The data does not support the idea that foreign academics are taking over South African higher education.

DHET figures show South Africans make up 92.26% of the higher education workforce, and foreign nationals comprise 7.74%. Most full-time foreign staff (82.89%) are in teaching and research roles rather than in administration.

Sioux McKenna, professor of higher education research at Rhodes University, told /explain/: “There is no systematic displacement of South Africans.”

She said foreign academics account for about 7.74% of permanent academic staff at Rhodes and that this figure has remained relatively stable over time.

Foreign academics are a minority. But Parliament is still asking whether universities are properly justifying those appointments, particularly in senior roles and in cases not clearly linked to scarce skills.

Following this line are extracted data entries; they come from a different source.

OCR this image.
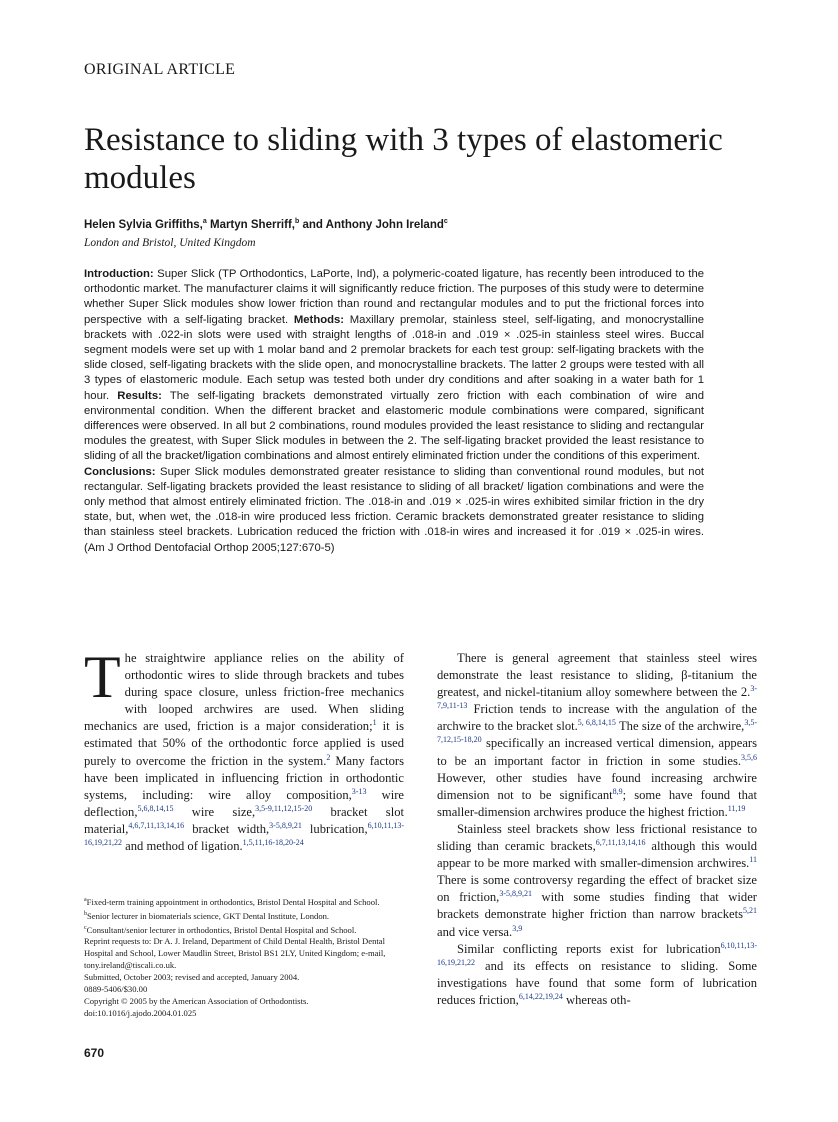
ORIGINAL ARTICLE
Resistance to sliding with 3 types of elastomeric modules
Helen Sylvia Griffiths,$^a$ Martyn Sherriff,$^b$ and Anthony John Ireland$^c$
London and Bristol, United Kingdom

Introduction: Super Slick (TP Orthodontics, LaPorte, Ind), a polymeric-coated ligature, has recently been introduced to the orthodontic market. The manufacturer claims it will significantly reduce friction. The purposes of this study were to determine whether Super Slick modules show lower friction than round and rectangular modules and to put the frictional forces into perspective with a self-ligating bracket. Methods: Maxillary premolar, stainless steel, self-ligating, and monocrystalline brackets with .022-in slots were used with straight lengths of .018-in and .019 × .025-in stainless steel wires. Buccal segment models were set up with 1 molar band and 2 premolar brackets for each test group: self-ligating brackets with the slide closed, self-ligating brackets with the slide open, and monocrystalline brackets. The latter 2 groups were tested with all 3 types of elastomeric module. Each setup was tested both under dry conditions and after soaking in a water bath for 1 hour. Results: The self-ligating brackets demonstrated virtually zero friction with each combination of wire and environmental condition. When the different bracket and elastomeric module combinations were compared, significant differences were observed. In all but 2 combinations, round modules provided the least resistance to sliding and rectangular modules the greatest, with Super Slick modules in between the 2. The self-ligating bracket provided the least resistance to sliding of all the bracket/ligation combinations and almost entirely eliminated friction under the conditions of this experiment.
Conclusions: Super Slick modules demonstrated greater resistance to sliding than conventional round modules, but not rectangular. Self-ligating brackets provided the least resistance to sliding of all bracket/ ligation combinations and were the only method that almost entirely eliminated friction. The .018-in and .019 × .025-in wires exhibited similar friction in the dry state, but, when wet, the .018-in wire produced less friction. Ceramic brackets demonstrated greater resistance to sliding than stainless steel brackets. Lubrication reduced the friction with .018-in wires and increased it for .019 × .025-in wires. (Am J Orthod Dentofacial Orthop 2005;127:670-5)

The straightwire appliance relies on the ability of orthodontic wires to slide through brackets and tubes during space closure, unless friction-free mechanics with looped archwires are used. When sliding mechanics are used, friction is a major consideration;$^1$ it is estimated that 50% of the orthodontic force applied is used purely to overcome the friction in the system.$^2$ Many factors have been implicated in influencing friction in orthodontic systems, including: wire alloy composition,$^{3-13}$ wire deflection,$^{5,6,8,14,15}$ wire size,$^{3,5-9,11,12,15-20}$ bracket slot material,$^{4,6,7,11,13,14,16}$ bracket width,$^{3-5,8,9,21}$ lubrication,$^{6,10,11,13-16,19,21,22}$ and method of ligation.$^{1,5,11,16-18,20-24}$

$^a$Fixed-term training appointment in orthodontics, Bristol Dental Hospital and School.
$^b$Senior lecturer in biomaterials science, GKT Dental Institute, London.
$^c$Consultant/senior lecturer in orthodontics, Bristol Dental Hospital and School.
Reprint requests to: Dr A. J. Ireland, Department of Child Dental Health, Bristol Dental Hospital and School, Lower Maudlin Street, Bristol BS1 2LY, United Kingdom; e-mail, tony.ireland@tiscali.co.uk.
Submitted, October 2003; revised and accepted, January 2004.
0889-5406/$30.00
Copyright © 2005 by the American Association of Orthodontists.
doi:10.1016/j.ajodo.2004.01.025

There is general agreement that stainless steel wires demonstrate the least resistance to sliding, β-titanium the greatest, and nickel-titanium alloy somewhere between the 2.$^{3-7,9,11-13}$ Friction tends to increase with the angulation of the archwire to the bracket slot.$^{5, 6,8,14,15}$ The size of the archwire,$^{3,5-7,12,15-18,20}$ specifically an increased vertical dimension, appears to be an important factor in friction in some studies.$^{3,5,6}$ However, other studies have found increasing archwire dimension not to be significant$^{8,9}$; some have found that smaller-dimension archwires produce the highest friction.$^{11,19}$

Stainless steel brackets show less frictional resistance to sliding than ceramic brackets,$^{6,7,11,13,14,16}$ although this would appear to be more marked with smaller-dimension archwires.$^{11}$ There is some controversy regarding the effect of bracket size on friction,$^{3-5,8,9,21}$ with some studies finding that wider brackets demonstrate higher friction than narrow brackets$^{5,21}$ and vice versa.$^{3,9}$

Similar conflicting reports exist for lubrication$^{6,10,11,13-16,19,21,22}$ and its effects on resistance to sliding. Some investigations have found that some form of lubrication reduces friction,$^{6,14,22,19,24}$ whereas oth-

670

Why universities hire foreign academics

Political scientist Jo-Ansie van Wyk said academic appointments should be based on merit. Her example is simple: “How can we, for example, teach North African politics without scholars from the region and scholars speaking French and/or Arabic?”

Foreign academics often teach, supervise postgraduate students, publish research, and bring international networks. McKenna said they also help to fill gaps in science, technology, engineering, and mathematics, as well as in postgraduate supervision.

South Africa does not yet have enough PhD-qualified academics. A DHET fact sheet found that only 48.8% of academic staff had doctoral degrees in 2021, far below the national target of 75% by 2030.

Another higher-education fact sheet found South Africa produced 3 690 doctoral graduates in 2022. There’s still some way to go for the National Development Plan to hit its target of more than 5 000 a year by 2030.

Local academics need more opportunities. But cutting off foreign expertise would not magically create thousands of senior South African academics overnight.

The real local opportunity problem

The strongest criticism is not that foreign academics exist. It is that South Africa has not done enough to grow and retain its own academics. Moja said universities are not doing enough to create pathways for young black academics and early-career researchers, adding that institutions need funding for mentoring, training, and development programmes.

Mncube said this is the hidden part of the story. She said South Africa needs better funding and incentives for doctoral study, as well as stronger retention of black South African academics who leave because of poor progression.

McKenna also pointed to workloads. Emerging academics are often overwhelmed with teaching and marking, leaving little time to build research careers.

Academics shouldn’t be a political target

Schreiber said the real issue is governance: migration systems, labour regulation, skills recognition, regional cooperation, and public-service failure. If those systems are weak, frustration gets dumped onto immigrants.

McKenna warned that an inward-looking university system is dying. Universities need international exchange to stay intellectually strong.

Mncube said universities and the DHET must publish clearer data showing who is employed, why they were hired, whether local candidates were considered, and whether the appointment fits a genuine skills or research need.

What needs to change

South Africa needs more granular data on foreign academic appointments. Universities need to explain appointments clearly, particularly when scarce skills are involved. The government must invest more in PhD funding, early-career academic programmes, and mentorship.

Home Affairs must fix visa and work-permit delays that make universities less competitive for those foreign appointments they do make. Meanwhile, institutions must do more to retain South African academics already in the system.

Parliament shouldn’t be asking: “Why are foreign nationals here?” The better question is: “Why have we not built enough local academic capacity and how do we do that without cutting South Africa off from the world?”

Universities need both: South African academics who are properly supported, and international scholars who strengthen research, teaching, and global exchange.

The danger is that a real transformation problem gets swallowed by an immigration panic. When that happens, nobody wins: not South African academics, not foreign academics, and definitely not the students sitting in lecture halls ready to learn.